Often readers pick up a book and automatically believe everything that the narrator is telling them. However, narrators are not always to be trusted. A prime example of an unreliable narrator is in Mary Shelley’s Frankenstein. In Frankenstein, the narrator is believed to be a sailor who saved Dr.Frankenstein. The sailor listens to the doctor and writes down his story. However, it is later revealed that Dr.Frankenstein had taken the sailor’s journal and manipulated it to fit the narrative that he sought to tell. By revealing that the journal is tainted, the reader could no longer trust the book’s narration by the sailor. I have this same suspicion in Percival Everett’s I Am Not Sidney Potier. At the beginning of the story, our protagonist and narrator is a young Not Sidney Potier. Not Sidney sees the world through a very interesting lens. Not Sidney often describes his story in ways that seem rather far fetched and occasionally unbelievable. So the question that I ask is: Can we believe Not Sidney?
A major issue with Not Sidney’s narration is that a lot of it comes from memory. Memory in literature is known for being misconstrued by the person remembering and maybe even exaggerated in some aspects. Maybe a person ran from the police for a mile but their memory told them it was several miles because of the heat in the moment. Not Sidney recalled that girls would kiss him in order to understand his name. They would in turn beat him for not holding up his end of the bargain. Not Sidney had said that “There was some upside, as some of the looser girls would offer to kiss me if I told them my name” (29). On the surface this seems like something plausible until the reader remembers that he is a thirteen year old boy who may exaggerate situations like these. It seems more likely that this happened to him once, maybe even twice. This statement by Not Sidney is certainly enough to at least question his credibility.
Another instance of utilizing memory is when Not Sidney explains the story of his birth. The story of his birth obviously needed to be told to him by someone and that someone was his mother. This is where the credibility of he and his mother gets extremely shaky. Not Sidney’s mother was asked how long she had been pregnant for and she responded with “Stand back, girls! Two years he’s been forming and now he’s coming!” (4). The whole idea of Not Sidney being in the womb for two years would be a scientific phenomenon if true. The longest recorded pregnancy in history was approximately 375 days; which would 355 days less than his Not Sidney’s mother’s pregnancy. Either Not Sidney’s birth was amazing or the length of the pregnancy was lied about by someone.
Not Sidney’s age plays a big part in his lack of validity as a narrator. Being a young narrator is not Not Sidney’s fault but kids can stretch the truth even if they are unaware. Not Sidney began his narration in the book as a preteen who believes he has a superpower that is known to him as “fesmerizing”. One of his first uses of his fesmerization power was when he asked Wanda Fonda to snatch Jane’s bikini top while they were riding on Ted’s boat. To Not Sidney’s satisfaction, the fesmerization seemingly worked. Not Sidney said “two success in a row, scared me greatly” (27) which shows his deep belief in his own super powered ability. The fesmerization instances in the book seem pretty unbelievable, similarly to the nonsense about him being in the womb for two years. Not Sidney may not be dishonest as a narrator. However, he may just be arrogant as to what is actually happening.

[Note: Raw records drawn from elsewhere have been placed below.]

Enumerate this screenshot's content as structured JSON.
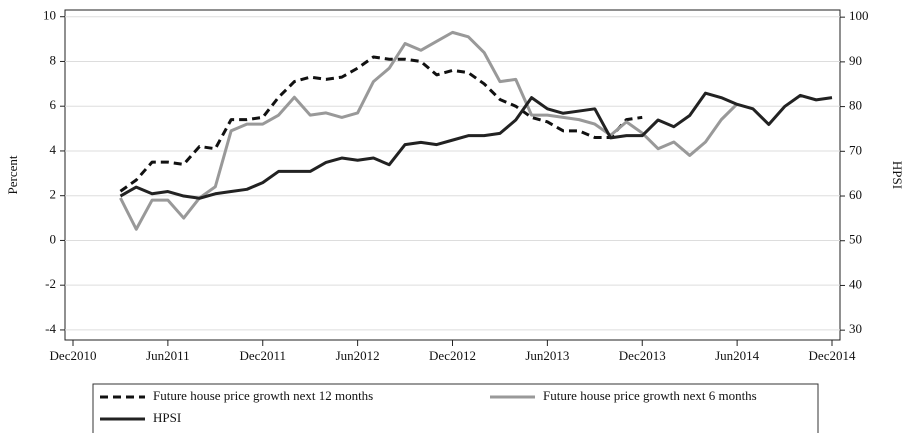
{
  "chart_data": {
    "type": "line",
    "x": [
      "2011-03",
      "2011-04",
      "2011-05",
      "2011-06",
      "2011-07",
      "2011-08",
      "2011-09",
      "2011-10",
      "2011-11",
      "2011-12",
      "2012-01",
      "2012-02",
      "2012-03",
      "2012-04",
      "2012-05",
      "2012-06",
      "2012-07",
      "2012-08",
      "2012-09",
      "2012-10",
      "2012-11",
      "2012-12",
      "2013-01",
      "2013-02",
      "2013-03",
      "2013-04",
      "2013-05",
      "2013-06",
      "2013-07",
      "2013-08",
      "2013-09",
      "2013-10",
      "2013-11",
      "2013-12",
      "2014-01",
      "2014-02",
      "2014-03",
      "2014-04",
      "2014-05",
      "2014-06",
      "2014-07",
      "2014-08",
      "2014-09",
      "2014-10",
      "2014-11",
      "2014-12"
    ],
    "series": [
      {
        "name": "Future house price growth next 12 months",
        "color": "#111111",
        "style": "dashed",
        "values": [
          2.2,
          2.7,
          3.5,
          3.5,
          3.4,
          4.2,
          4.1,
          5.4,
          5.4,
          5.5,
          6.4,
          7.1,
          7.3,
          7.2,
          7.3,
          7.7,
          8.2,
          8.1,
          8.1,
          8.0,
          7.4,
          7.6,
          7.5,
          7.0,
          6.3,
          6.0,
          5.5,
          5.3,
          4.9,
          4.9,
          4.6,
          4.6,
          5.4,
          5.5,
          null,
          null,
          null,
          null,
          null,
          null,
          null,
          null,
          null,
          null,
          null,
          null
        ]
      },
      {
        "name": "Future house price growth next 6 months",
        "color": "#999999",
        "style": "solid",
        "values": [
          1.9,
          0.5,
          1.8,
          1.8,
          1.0,
          1.9,
          2.4,
          4.9,
          5.2,
          5.2,
          5.6,
          6.4,
          5.6,
          5.7,
          5.5,
          5.7,
          7.1,
          7.7,
          8.8,
          8.5,
          8.9,
          9.3,
          9.1,
          8.4,
          7.1,
          7.2,
          5.6,
          5.6,
          5.5,
          5.4,
          5.2,
          4.7,
          5.3,
          4.8,
          4.1,
          4.4,
          3.8,
          4.4,
          5.4,
          6.1,
          null,
          null,
          null,
          null,
          null,
          null
        ]
      },
      {
        "name": "HPSI",
        "color": "#222222",
        "style": "solid",
        "axis": "y2",
        "values": [
          60,
          62,
          60.5,
          61,
          60,
          59.5,
          60.5,
          61,
          61.5,
          63,
          65.5,
          65.5,
          65.5,
          67.5,
          68.5,
          68,
          68.5,
          67,
          71.5,
          72,
          71.5,
          72.5,
          73.5,
          73.5,
          74,
          77,
          82,
          79.5,
          78.5,
          79,
          79.5,
          73,
          73.5,
          73.5,
          77,
          75.5,
          78,
          83,
          82,
          80.5,
          79.5,
          76,
          80,
          82.5,
          81.5,
          82
        ]
      }
    ],
    "y_label": "Percent",
    "y2_label": "HPSI",
    "xlim": [
      "2010-12",
      "2014-12"
    ],
    "xticks": [
      {
        "value": "2010-12",
        "label": "Dec2010"
      },
      {
        "value": "2011-06",
        "label": "Jun2011"
      },
      {
        "value": "2011-12",
        "label": "Dec2011"
      },
      {
        "value": "2012-06",
        "label": "Jun2012"
      },
      {
        "value": "2012-12",
        "label": "Dec2012"
      },
      {
        "value": "2013-06",
        "label": "Jun2013"
      },
      {
        "value": "2013-12",
        "label": "Dec2013"
      },
      {
        "value": "2014-06",
        "label": "Jun2014"
      },
      {
        "value": "2014-12",
        "label": "Dec2014"
      }
    ],
    "ylim": [
      -4.45,
      10.3
    ],
    "yticks": [
      -4,
      -2,
      0,
      2,
      4,
      6,
      8,
      10
    ],
    "y2lim": [
      27.8,
      101.6
    ],
    "y2ticks": [
      30,
      40,
      50,
      60,
      70,
      80,
      90,
      100
    ],
    "grid": true,
    "legend": "bottom"
  }
}
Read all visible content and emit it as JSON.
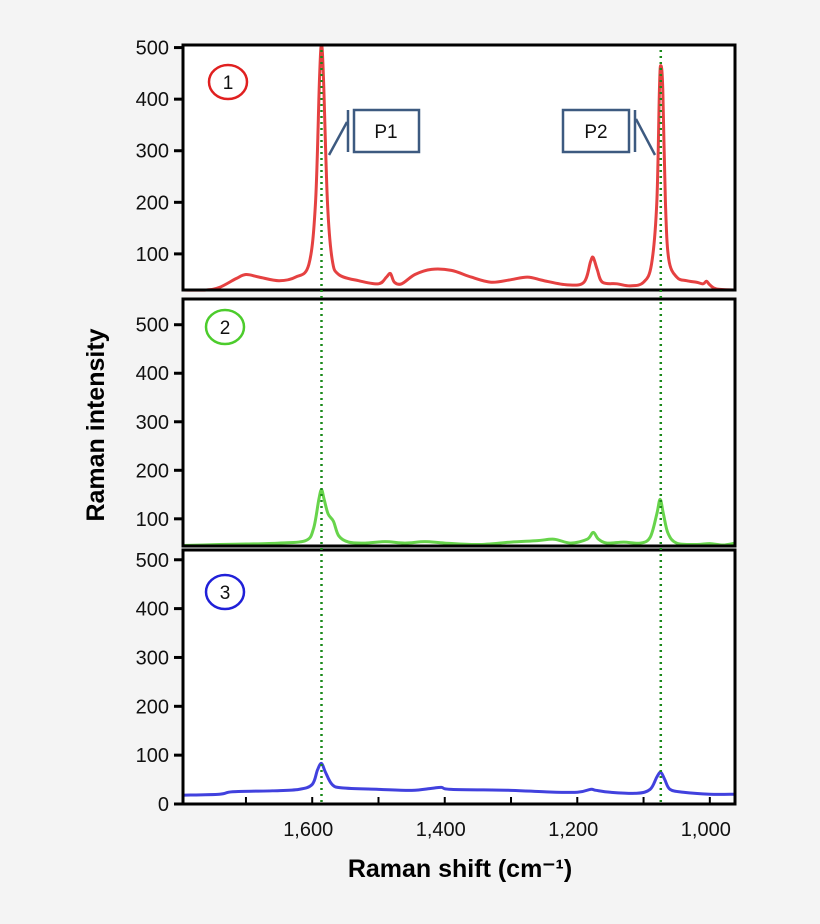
{
  "chart_data": {
    "type": "line",
    "xlabel": "Raman shift (cm⁻¹)",
    "ylabel": "Raman intensity",
    "xlim": [
      1795,
      962
    ],
    "x_reversed": true,
    "x_ticks": [
      1700,
      1600,
      1500,
      1400,
      1300,
      1200,
      1100,
      1000
    ],
    "x_tick_labels": [
      {
        "value": 1600,
        "label": "1,600"
      },
      {
        "value": 1400,
        "label": "1,400"
      },
      {
        "value": 1200,
        "label": "1,200"
      },
      {
        "value": 1000,
        "label": "1,000"
      }
    ],
    "grid": false,
    "reference_lines": [
      {
        "x": 1586,
        "color": "#1a8a1a",
        "style": "dotted"
      },
      {
        "x": 1074,
        "color": "#1a8a1a",
        "style": "dotted"
      }
    ],
    "callouts": [
      {
        "label": "P1",
        "x": 1586,
        "color": "#3d5a80"
      },
      {
        "label": "P2",
        "x": 1074,
        "color": "#3d5a80"
      }
    ],
    "panels": [
      {
        "marker": "1",
        "color": "#e02020",
        "ylim": [
          30,
          505
        ],
        "y_ticks": [
          {
            "value": 100,
            "label": "100"
          },
          {
            "value": 200,
            "label": "200"
          },
          {
            "value": 300,
            "label": "300"
          },
          {
            "value": 400,
            "label": "400"
          },
          {
            "value": 500,
            "label": "500"
          }
        ],
        "points": [
          [
            1795,
            30
          ],
          [
            1760,
            30
          ],
          [
            1740,
            35
          ],
          [
            1715,
            52
          ],
          [
            1700,
            60
          ],
          [
            1680,
            55
          ],
          [
            1650,
            48
          ],
          [
            1625,
            55
          ],
          [
            1605,
            80
          ],
          [
            1595,
            200
          ],
          [
            1589,
            440
          ],
          [
            1586,
            505
          ],
          [
            1583,
            440
          ],
          [
            1577,
            200
          ],
          [
            1570,
            90
          ],
          [
            1560,
            60
          ],
          [
            1530,
            48
          ],
          [
            1500,
            42
          ],
          [
            1488,
            55
          ],
          [
            1482,
            62
          ],
          [
            1476,
            45
          ],
          [
            1465,
            42
          ],
          [
            1445,
            60
          ],
          [
            1420,
            70
          ],
          [
            1390,
            68
          ],
          [
            1360,
            55
          ],
          [
            1330,
            45
          ],
          [
            1300,
            50
          ],
          [
            1275,
            55
          ],
          [
            1250,
            48
          ],
          [
            1215,
            40
          ],
          [
            1190,
            45
          ],
          [
            1180,
            85
          ],
          [
            1176,
            93
          ],
          [
            1170,
            70
          ],
          [
            1162,
            45
          ],
          [
            1140,
            42
          ],
          [
            1120,
            38
          ],
          [
            1100,
            45
          ],
          [
            1088,
            80
          ],
          [
            1080,
            200
          ],
          [
            1076,
            420
          ],
          [
            1074,
            465
          ],
          [
            1071,
            420
          ],
          [
            1067,
            200
          ],
          [
            1062,
            90
          ],
          [
            1050,
            55
          ],
          [
            1035,
            48
          ],
          [
            1020,
            45
          ],
          [
            1010,
            42
          ],
          [
            1005,
            47
          ],
          [
            1000,
            40
          ],
          [
            990,
            32
          ],
          [
            962,
            30
          ]
        ]
      },
      {
        "marker": "2",
        "color": "#4ccc2c",
        "ylim": [
          44,
          553
        ],
        "y_ticks": [
          {
            "value": 100,
            "label": "100"
          },
          {
            "value": 200,
            "label": "200"
          },
          {
            "value": 300,
            "label": "300"
          },
          {
            "value": 400,
            "label": "400"
          },
          {
            "value": 500,
            "label": "500"
          }
        ],
        "points": [
          [
            1795,
            45
          ],
          [
            1740,
            47
          ],
          [
            1700,
            48
          ],
          [
            1650,
            50
          ],
          [
            1610,
            55
          ],
          [
            1598,
            80
          ],
          [
            1590,
            140
          ],
          [
            1586,
            160
          ],
          [
            1582,
            140
          ],
          [
            1576,
            110
          ],
          [
            1568,
            95
          ],
          [
            1560,
            65
          ],
          [
            1545,
            52
          ],
          [
            1520,
            50
          ],
          [
            1490,
            53
          ],
          [
            1460,
            50
          ],
          [
            1430,
            53
          ],
          [
            1400,
            50
          ],
          [
            1350,
            47
          ],
          [
            1300,
            52
          ],
          [
            1260,
            55
          ],
          [
            1235,
            58
          ],
          [
            1210,
            50
          ],
          [
            1185,
            58
          ],
          [
            1176,
            72
          ],
          [
            1168,
            58
          ],
          [
            1155,
            50
          ],
          [
            1130,
            52
          ],
          [
            1105,
            50
          ],
          [
            1090,
            62
          ],
          [
            1080,
            110
          ],
          [
            1075,
            140
          ],
          [
            1070,
            110
          ],
          [
            1063,
            70
          ],
          [
            1050,
            50
          ],
          [
            1020,
            47
          ],
          [
            1000,
            49
          ],
          [
            980,
            46
          ],
          [
            962,
            50
          ]
        ]
      },
      {
        "marker": "3",
        "color": "#2020d8",
        "ylim": [
          0,
          520
        ],
        "y_ticks": [
          {
            "value": 0,
            "label": "0"
          },
          {
            "value": 100,
            "label": "100"
          },
          {
            "value": 200,
            "label": "200"
          },
          {
            "value": 300,
            "label": "300"
          },
          {
            "value": 400,
            "label": "400"
          },
          {
            "value": 500,
            "label": "500"
          }
        ],
        "points": [
          [
            1795,
            18
          ],
          [
            1740,
            20
          ],
          [
            1720,
            25
          ],
          [
            1660,
            27
          ],
          [
            1620,
            30
          ],
          [
            1600,
            40
          ],
          [
            1592,
            70
          ],
          [
            1586,
            83
          ],
          [
            1580,
            65
          ],
          [
            1570,
            40
          ],
          [
            1555,
            33
          ],
          [
            1500,
            30
          ],
          [
            1450,
            28
          ],
          [
            1420,
            32
          ],
          [
            1405,
            34
          ],
          [
            1390,
            30
          ],
          [
            1300,
            28
          ],
          [
            1250,
            25
          ],
          [
            1200,
            24
          ],
          [
            1180,
            30
          ],
          [
            1172,
            28
          ],
          [
            1150,
            24
          ],
          [
            1110,
            22
          ],
          [
            1090,
            30
          ],
          [
            1080,
            55
          ],
          [
            1074,
            65
          ],
          [
            1068,
            50
          ],
          [
            1060,
            30
          ],
          [
            1040,
            24
          ],
          [
            1000,
            20
          ],
          [
            962,
            20
          ]
        ]
      }
    ]
  }
}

In “The Bedford Glossary of Critical and Literary Terms” by Ross Murfin and Supryia M. Ray, the word narrator is defined as “a speaker through whom an author presents a narrative” (282). This quote shows that Percival Everett may have intended for No Sidney to be unbelievable. I think from the beginning of the book Everett attempted to make Not Sidney seem unrealistic and for his mere existence to be preposterous. Murfin and Ray also state in the glossary that “the type of narrator used is intertwined with point of view, the vantage point from which the narrative is told” (282). This quote supports that Not Sidney may be a reliable narrator from his point of view, but through the lens of the reader he seems awfully ridiculous.
Ultimately Not Sidney cannot be believed as a narrator because of the earlier stated factors. Not Sidney narration often reflects memories of himself and other people who may have not gotten the story right. Not Sidney’s age and maturity also play a major role in his illegitimacy as a narrator. Not Sidney may not have been trying to deceive the reader through his telling of the story, but it is fair to question him before believing everything that he says.